In a 47 minute speech on the Senate floor, Thursday, Sen. Rand Paul (R-KY) blasted fellow senators for attaching the vote on arming Syrian rebels onto a spending bill, rather than a free-standing bill, accusing them of shirking their constitutional duty.
Paul also expressed his strong opposition to the president’s plan to arm and train the so-called moderate rebels out of concerns the weapons could be turned on US troops and our allies. “No one really knows where all these arms are going to wind up,” he said.
The Senate will vote Thursday evening on a spending bill that includes the request to arm the rebels. While the House on Wednesday held a separate vote on the military authority, the legislation they sent to the Senate tucks that decision inside the spending bill — and Senate Majority Leader Harry Reid said he wouldn’t separate the two.

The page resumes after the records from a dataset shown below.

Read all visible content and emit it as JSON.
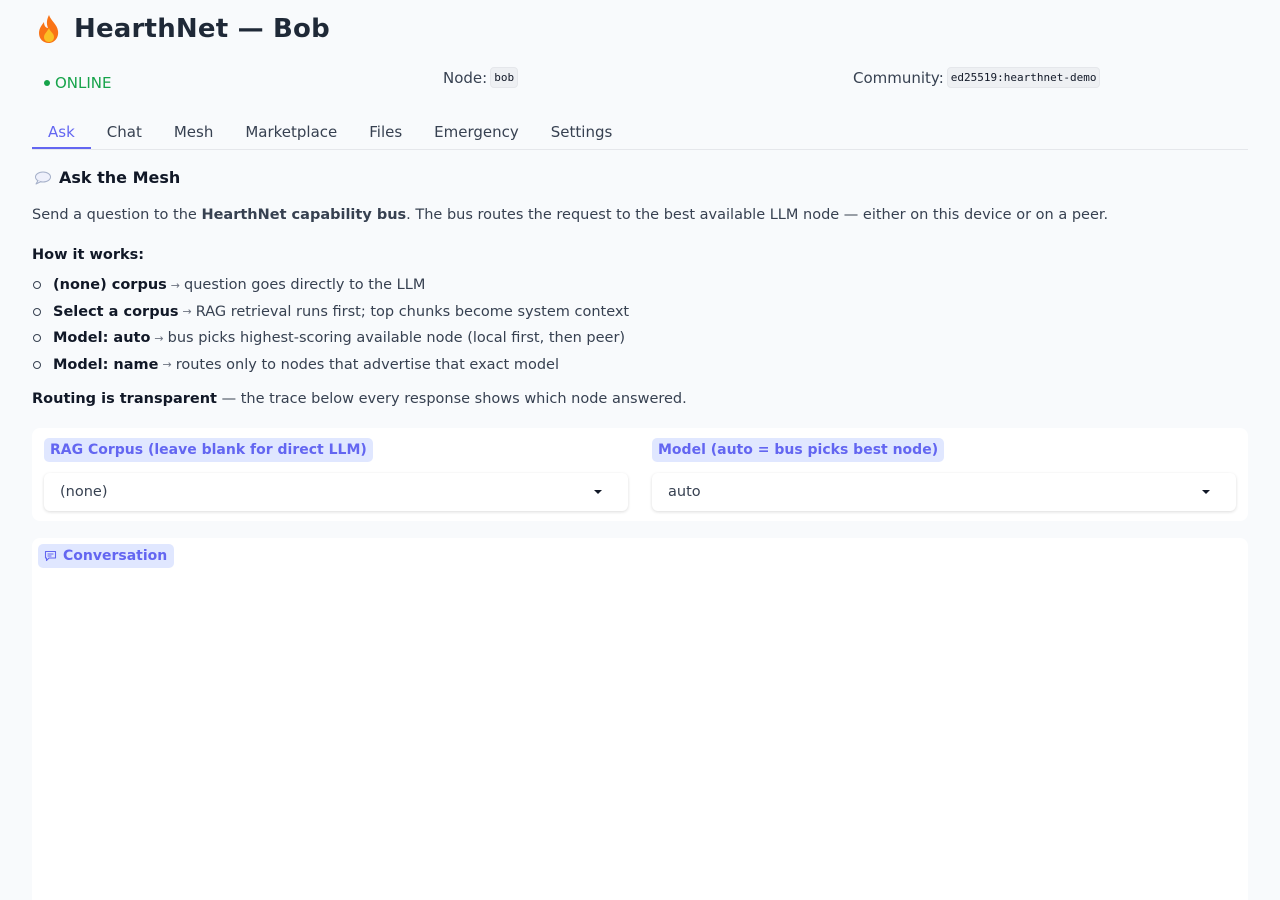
{
  "header": {
    "title": "HearthNet — Bob",
    "logo_icon": "flame-icon"
  },
  "status": {
    "online_text": "ONLINE",
    "online_color": "#16a34a",
    "node_label": "Node:",
    "node_value": "bob",
    "community_label": "Community:",
    "community_value": "ed25519:hearthnet-demo"
  },
  "tabs": [
    {
      "label": "Ask",
      "active": true
    },
    {
      "label": "Chat"
    },
    {
      "label": "Mesh"
    },
    {
      "label": "Marketplace"
    },
    {
      "label": "Files"
    },
    {
      "label": "Emergency"
    },
    {
      "label": "Settings"
    }
  ],
  "ask": {
    "title": "Ask the Mesh",
    "title_icon": "speech-bubble-icon",
    "intro": {
      "prefix": "Send a question to the ",
      "bold": "HearthNet capability bus",
      "suffix": ". The bus routes the request to the best available LLM node — either on this device or on a peer."
    },
    "how_label": "How it works:",
    "bullets": [
      {
        "bold": "(none) corpus",
        "text": "question goes directly to the LLM"
      },
      {
        "bold": "Select a corpus",
        "text": "RAG retrieval runs first; top chunks become system context"
      },
      {
        "bold": "Model: auto",
        "text": "bus picks highest-scoring available node (local first, then peer)"
      },
      {
        "bold": "Model: name",
        "text": "routes only to nodes that advertise that exact model"
      }
    ],
    "arrow": "→",
    "routing": {
      "bold": "Routing is transparent",
      "text": " — the trace below every response shows which node answered."
    },
    "corpus_field": {
      "label": "RAG Corpus (leave blank for direct LLM)",
      "value": "(none)"
    },
    "model_field": {
      "label": "Model (auto = bus picks best node)",
      "value": "auto"
    },
    "conversation": {
      "label": "Conversation",
      "icon": "chat-icon"
    }
  },
  "colors": {
    "accent": "#6366f1",
    "label_bg": "#e0e7ff",
    "background": "#f8fafc"
  }
}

“I think it’s inexcusable that this would be debated as part of a spending bill and not a free standing bill,” Mr. Paul said, adding, “One might wonder why the Senate doesn’t have fifteen extra minutes to debate war.”
Cruz said, “All too often the Obama Administration proposals threaten to become embroiled in the midst of these political crises as, for example, they have made training and equipping the Free Syrian Army a cornerstone of their plan to fight ISIS. But just this week the leader of the Free Syrian Army reportedly announced that he would not participate in the fight against ISIS unless we pledged to join in his fight against the Syrian dictator Bashir al Assad.
The initiative is expected to pass the Senate but will have to be revisited in December when Obama’s authority to train and arm moderate rebels expires.